Meglio le statue con le mutande

  • PAOLA RIZZI

Qualche anno fa, ospite di una giovane coppia iraniana in Italia per studiare, ci facemmo quattro risate guardando il libro di grammatica e lingua italiana che la ragazza aveva in dotazione a Teheran, nella scuola dove appunto aveva studiato la nostra lingua, benissimo devo dire. Nel manuale tra le altre cose si parlava anche della cultura e dell’arte in Italia, e c’era un’illustrazione della Venere del Botticelli. Peccato che la povera dea nascondesse la sua mitologica bellezza sotto una palandrana scura che lasciava fuori solo il volto botticelliano. Una comica e grottesca negazione dell’essenza stessa di quell’opera e del suo significato nella storia dell’arte e della cultura occidentale. Tanto valeva non metterla o mettere un altro quadro, qualcuno di vestito in un qualche capolavoro dell’arte italiana lo si sarebbe trovato, credo. Ma la stupidità della censura non è prudente, anzi è provocatoriamente ostinata e caparbia nell’avventurarsi oltre i limiti della logica e del buon senso.  

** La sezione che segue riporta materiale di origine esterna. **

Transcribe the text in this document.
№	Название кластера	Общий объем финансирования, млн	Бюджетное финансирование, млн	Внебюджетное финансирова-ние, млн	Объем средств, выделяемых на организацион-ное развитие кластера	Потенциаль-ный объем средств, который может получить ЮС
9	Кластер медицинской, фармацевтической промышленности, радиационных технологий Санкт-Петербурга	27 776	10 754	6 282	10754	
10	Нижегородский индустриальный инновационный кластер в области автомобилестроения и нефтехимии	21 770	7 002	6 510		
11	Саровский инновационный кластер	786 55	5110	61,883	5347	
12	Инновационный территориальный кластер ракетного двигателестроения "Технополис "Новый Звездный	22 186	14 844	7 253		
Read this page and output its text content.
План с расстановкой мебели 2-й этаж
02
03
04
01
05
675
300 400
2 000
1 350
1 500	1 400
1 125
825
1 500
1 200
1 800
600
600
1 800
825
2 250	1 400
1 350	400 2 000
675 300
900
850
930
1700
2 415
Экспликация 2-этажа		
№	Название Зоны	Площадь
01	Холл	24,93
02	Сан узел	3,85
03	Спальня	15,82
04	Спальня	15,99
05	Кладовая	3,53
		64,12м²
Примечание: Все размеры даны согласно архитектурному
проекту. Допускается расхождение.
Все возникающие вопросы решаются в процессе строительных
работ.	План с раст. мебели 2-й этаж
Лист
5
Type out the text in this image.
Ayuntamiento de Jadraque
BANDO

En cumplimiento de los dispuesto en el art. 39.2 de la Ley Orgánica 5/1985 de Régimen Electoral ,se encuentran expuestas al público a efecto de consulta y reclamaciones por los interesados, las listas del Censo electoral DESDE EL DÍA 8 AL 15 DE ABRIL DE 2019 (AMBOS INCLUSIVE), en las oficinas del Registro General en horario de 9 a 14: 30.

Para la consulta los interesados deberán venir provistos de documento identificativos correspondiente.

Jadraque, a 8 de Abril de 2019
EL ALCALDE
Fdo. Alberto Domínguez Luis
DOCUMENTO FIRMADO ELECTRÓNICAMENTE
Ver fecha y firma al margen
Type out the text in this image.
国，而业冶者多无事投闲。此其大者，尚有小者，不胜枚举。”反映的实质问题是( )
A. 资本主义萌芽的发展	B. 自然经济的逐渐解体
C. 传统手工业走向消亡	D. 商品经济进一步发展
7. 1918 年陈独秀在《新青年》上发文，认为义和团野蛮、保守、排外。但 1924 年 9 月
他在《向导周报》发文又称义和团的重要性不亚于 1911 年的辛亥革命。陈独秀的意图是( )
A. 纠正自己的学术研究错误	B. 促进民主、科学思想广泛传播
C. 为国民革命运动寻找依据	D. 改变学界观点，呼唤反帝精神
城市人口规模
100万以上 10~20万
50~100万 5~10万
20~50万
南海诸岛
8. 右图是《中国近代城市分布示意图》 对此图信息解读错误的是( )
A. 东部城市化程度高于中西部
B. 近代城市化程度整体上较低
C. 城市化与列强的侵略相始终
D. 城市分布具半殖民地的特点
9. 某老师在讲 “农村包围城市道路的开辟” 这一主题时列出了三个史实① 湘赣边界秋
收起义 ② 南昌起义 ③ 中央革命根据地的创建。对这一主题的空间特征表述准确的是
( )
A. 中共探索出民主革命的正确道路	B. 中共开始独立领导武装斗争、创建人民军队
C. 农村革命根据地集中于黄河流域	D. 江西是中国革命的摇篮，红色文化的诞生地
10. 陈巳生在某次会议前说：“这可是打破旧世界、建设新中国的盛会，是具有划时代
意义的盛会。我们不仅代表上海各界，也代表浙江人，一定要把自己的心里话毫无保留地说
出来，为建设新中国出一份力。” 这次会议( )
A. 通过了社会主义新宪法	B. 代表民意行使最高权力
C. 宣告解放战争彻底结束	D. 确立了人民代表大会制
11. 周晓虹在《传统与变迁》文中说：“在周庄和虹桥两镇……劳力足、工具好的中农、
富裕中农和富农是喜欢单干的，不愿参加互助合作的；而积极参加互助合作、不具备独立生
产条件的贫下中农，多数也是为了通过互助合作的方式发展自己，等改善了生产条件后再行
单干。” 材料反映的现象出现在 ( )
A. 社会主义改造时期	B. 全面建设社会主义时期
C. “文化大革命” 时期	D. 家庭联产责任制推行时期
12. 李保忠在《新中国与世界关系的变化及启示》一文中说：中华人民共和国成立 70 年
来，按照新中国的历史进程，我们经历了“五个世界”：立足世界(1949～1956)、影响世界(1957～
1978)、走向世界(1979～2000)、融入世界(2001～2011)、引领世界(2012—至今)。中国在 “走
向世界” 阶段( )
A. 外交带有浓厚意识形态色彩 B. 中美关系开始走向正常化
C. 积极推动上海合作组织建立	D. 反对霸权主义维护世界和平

Applicare lo stesso schema in un altro contesto, cioè qui, Italia, Roma, per non urtare il presidente iraniano Rohani ripropone lo stesso grande interrogativo sulla stupidità, che a dispetto degli scontri di religione e di civiltà alberga un po’ dovunque e non conosce frontiere. Le statue nude dei musei capitolini inscatolate per nasconderle alla vista sensibile del leader iraniano hanno fatto giustamente indignare un vasto popolo trasversale. Meglio sarebbe stato mettere a veneri e marcantoni le mutande,  in una specie di gioco situazionista che copre ma denuncia nello stesso tempo l’assurdità del gesto. Senza voler tirare in ballo argomenti seri come l’eccesso di delicatezza nei confronti del capo di uno Stato dove ogni giorno si calpestano i diritti umani, resta il fatto che con chiunque ci si confronti e per qualunque motivo (in questo caso il business) non bisogna mai negare ciò che si è. Noi siamo anche la nostra arte, le nostre chiese con i santi e le sante nude. La nostra concezione della bellezza del corpo non è indiscutibile ma è la nostra da alcune migliaia di anni e nel momento in cui entri in relazione con l’Italia, prendi un po’ tutto il pacchetto. Per venire incontro a Rohani si poteva cambiare sede, magari meno prestigiosa ma più adatta alle sue esigenze. Un po’ come ha fatto Hollande quando il cerimoniale di Rohani aveva chiesto di non servire il vino in un cena di gala prevista. Senza vino niente cena, disse Hollande, solo un incontro di lavoro. Invece Renzi è andato a cena senza vino. Un po’ di sciovinismo ogni tanto non guasta.